My daughter was given a granola bar by a kind classroom mother who saw the panic in my eyes when I came shuffling in late. She survived. I survived. The church survived me being late to staff meeting.
And, somewhere in the middle of that morning, I think Jesus was over in the corner, smiling, breaking little loaves and fishes and watching me learn, for the seven thousandth time, that He is the one who feeds the multitudes.
I am just a dad with empty hands.
Which, it turns out, is exactly the right thing to be.
A Simple Practice for This Week
When you fail at something today, small or large, don’t immediately try to fix it, hide it, or apologize your way out of it. Just notice it. Take a breath. And whisper, quietly: “Lord, this is what I have. Bless it anyway.”
You might be surprised what gets fed.
Citations & Further Reading
• Mark 6:30–44 (NRSV), The Feeding of the Five Thousand.

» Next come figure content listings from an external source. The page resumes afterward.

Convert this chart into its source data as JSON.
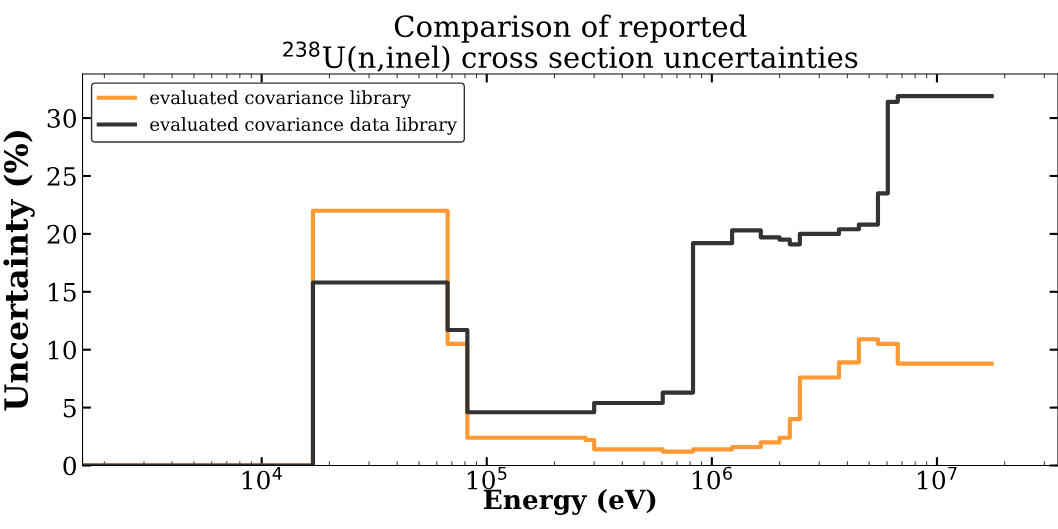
{
  "chart_data": {
    "type": "step",
    "title": "Comparison of reported\n$^{238}$U(n,inel) cross section uncertainties",
    "xlabel": "Energy (eV)",
    "ylabel": "Uncertainty (%)",
    "series": [
      {
        "name": "evaluated covariance library",
        "color": "#ff9933",
        "x": [
          1600,
          16900,
          67000,
          82000,
          275000,
          300000,
          605000,
          825000,
          1230000,
          1650000,
          2000000,
          2220000,
          2460000,
          3670000,
          4500000,
          5470000,
          6700000,
          17500000
        ],
        "values": [
          0,
          22.0,
          10.5,
          2.4,
          2.2,
          1.4,
          1.2,
          1.4,
          1.6,
          2.0,
          2.4,
          4.0,
          7.6,
          8.9,
          10.9,
          10.5,
          8.8,
          8.8
        ]
      },
      {
        "name": "evaluated covariance data library",
        "color": "#333333",
        "x": [
          1600,
          16900,
          67000,
          82000,
          300000,
          605000,
          825000,
          1230000,
          1650000,
          2000000,
          2220000,
          2460000,
          3670000,
          4500000,
          5470000,
          6050000,
          6700000,
          17500000
        ],
        "values": [
          0,
          15.8,
          11.7,
          4.6,
          5.4,
          6.3,
          19.2,
          20.3,
          19.7,
          19.5,
          19.1,
          20.0,
          20.4,
          20.8,
          23.5,
          31.4,
          31.9,
          31.9
        ]
      }
    ],
    "log": "x",
    "xlim": [
      1600,
      34500000
    ],
    "xticks": [
      {
        "value": 10000,
        "label": "10$^{4}$"
      },
      {
        "value": 100000,
        "label": "10$^{5}$"
      },
      {
        "value": 1000000,
        "label": "10$^{6}$"
      },
      {
        "value": 10000000,
        "label": "10$^{7}$"
      }
    ],
    "ylim": [
      0,
      33.8
    ],
    "yticks": [
      0,
      5,
      10,
      15,
      20,
      25,
      30
    ],
    "grid": false,
    "legend": "top left"
  }
}
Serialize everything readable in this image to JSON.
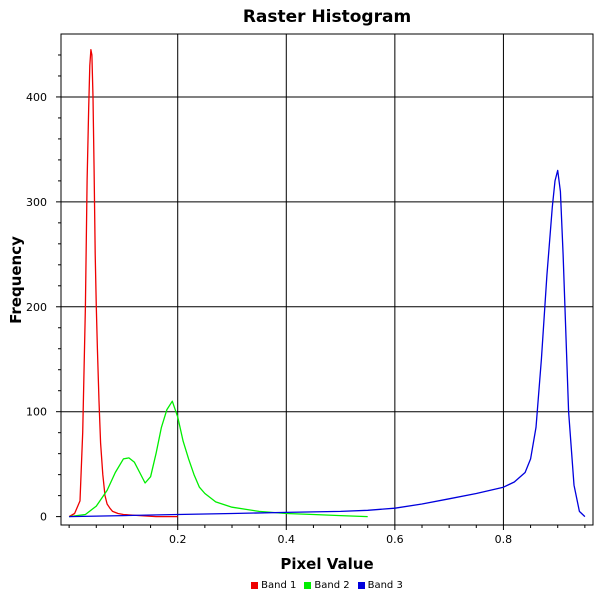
{
  "chart_data": {
    "type": "line",
    "title": "Raster Histogram",
    "xlabel": "Pixel Value",
    "ylabel": "Frequency",
    "xlim": [
      -0.015,
      0.965
    ],
    "ylim": [
      -8,
      460
    ],
    "grid": true,
    "legend_position": "bottom",
    "x_ticks": [
      {
        "value": 0.2,
        "label": "0.2"
      },
      {
        "value": 0.4,
        "label": "0.4"
      },
      {
        "value": 0.6,
        "label": "0.6"
      },
      {
        "value": 0.8,
        "label": "0.8"
      }
    ],
    "y_ticks": [
      {
        "value": 0,
        "label": "0"
      },
      {
        "value": 100,
        "label": "100"
      },
      {
        "value": 200,
        "label": "200"
      },
      {
        "value": 300,
        "label": "300"
      },
      {
        "value": 400,
        "label": "400"
      }
    ],
    "series": [
      {
        "name": "Band 1",
        "color": "#ee0000",
        "x": [
          0.0,
          0.01,
          0.02,
          0.025,
          0.03,
          0.033,
          0.036,
          0.038,
          0.04,
          0.042,
          0.044,
          0.046,
          0.048,
          0.05,
          0.052,
          0.055,
          0.058,
          0.062,
          0.066,
          0.07,
          0.075,
          0.08,
          0.09,
          0.1,
          0.13,
          0.16,
          0.2
        ],
        "y": [
          0,
          3,
          15,
          80,
          200,
          320,
          390,
          430,
          445,
          440,
          400,
          330,
          250,
          200,
          160,
          110,
          70,
          40,
          20,
          12,
          8,
          5,
          3,
          2,
          1,
          0,
          0
        ]
      },
      {
        "name": "Band 2",
        "color": "#00ee00",
        "x": [
          0.0,
          0.03,
          0.05,
          0.07,
          0.085,
          0.1,
          0.11,
          0.12,
          0.13,
          0.14,
          0.15,
          0.16,
          0.17,
          0.18,
          0.19,
          0.2,
          0.21,
          0.22,
          0.23,
          0.24,
          0.25,
          0.27,
          0.3,
          0.35,
          0.4,
          0.45,
          0.5,
          0.55
        ],
        "y": [
          0,
          2,
          10,
          25,
          42,
          55,
          56,
          52,
          42,
          32,
          38,
          60,
          85,
          102,
          110,
          95,
          72,
          55,
          40,
          28,
          22,
          14,
          9,
          5,
          3,
          2,
          1,
          0
        ]
      },
      {
        "name": "Band 3",
        "color": "#0000dd",
        "x": [
          0.0,
          0.1,
          0.2,
          0.3,
          0.4,
          0.5,
          0.55,
          0.6,
          0.65,
          0.7,
          0.75,
          0.8,
          0.82,
          0.84,
          0.85,
          0.86,
          0.87,
          0.88,
          0.89,
          0.895,
          0.9,
          0.905,
          0.91,
          0.92,
          0.93,
          0.94,
          0.95
        ],
        "y": [
          0,
          1,
          2,
          3,
          4,
          5,
          6,
          8,
          12,
          17,
          22,
          28,
          33,
          42,
          55,
          85,
          150,
          230,
          295,
          320,
          330,
          310,
          250,
          100,
          30,
          5,
          0
        ]
      }
    ]
  }
}
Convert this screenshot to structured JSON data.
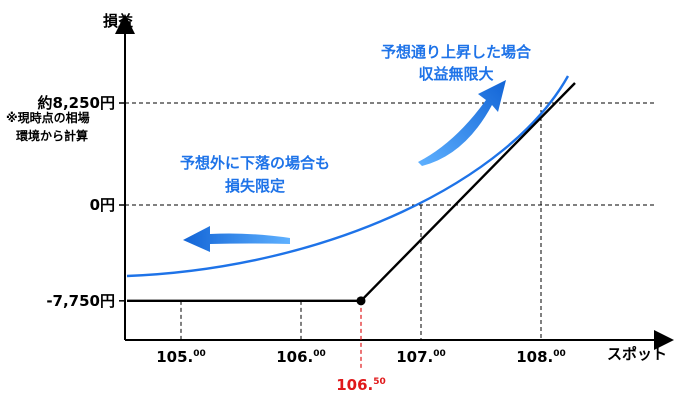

• Henri J. M. Nouwen, The Wounded Healer (Image Books, 1972, repr. 2010), on ministry from a place of need rather than strength.
• Apophthegmata Patrum (Sayings of the Desert Fathers), trans. Benedicta Ward (Cistercian Publications, 1975), esp. Abba Moses: “Go and sit in your cell, and your cell will teach you everything.”
• Brennan Manning, The Ragamuffin Gospel (Multnomah, 1990), on grace for the unfit and unfinished.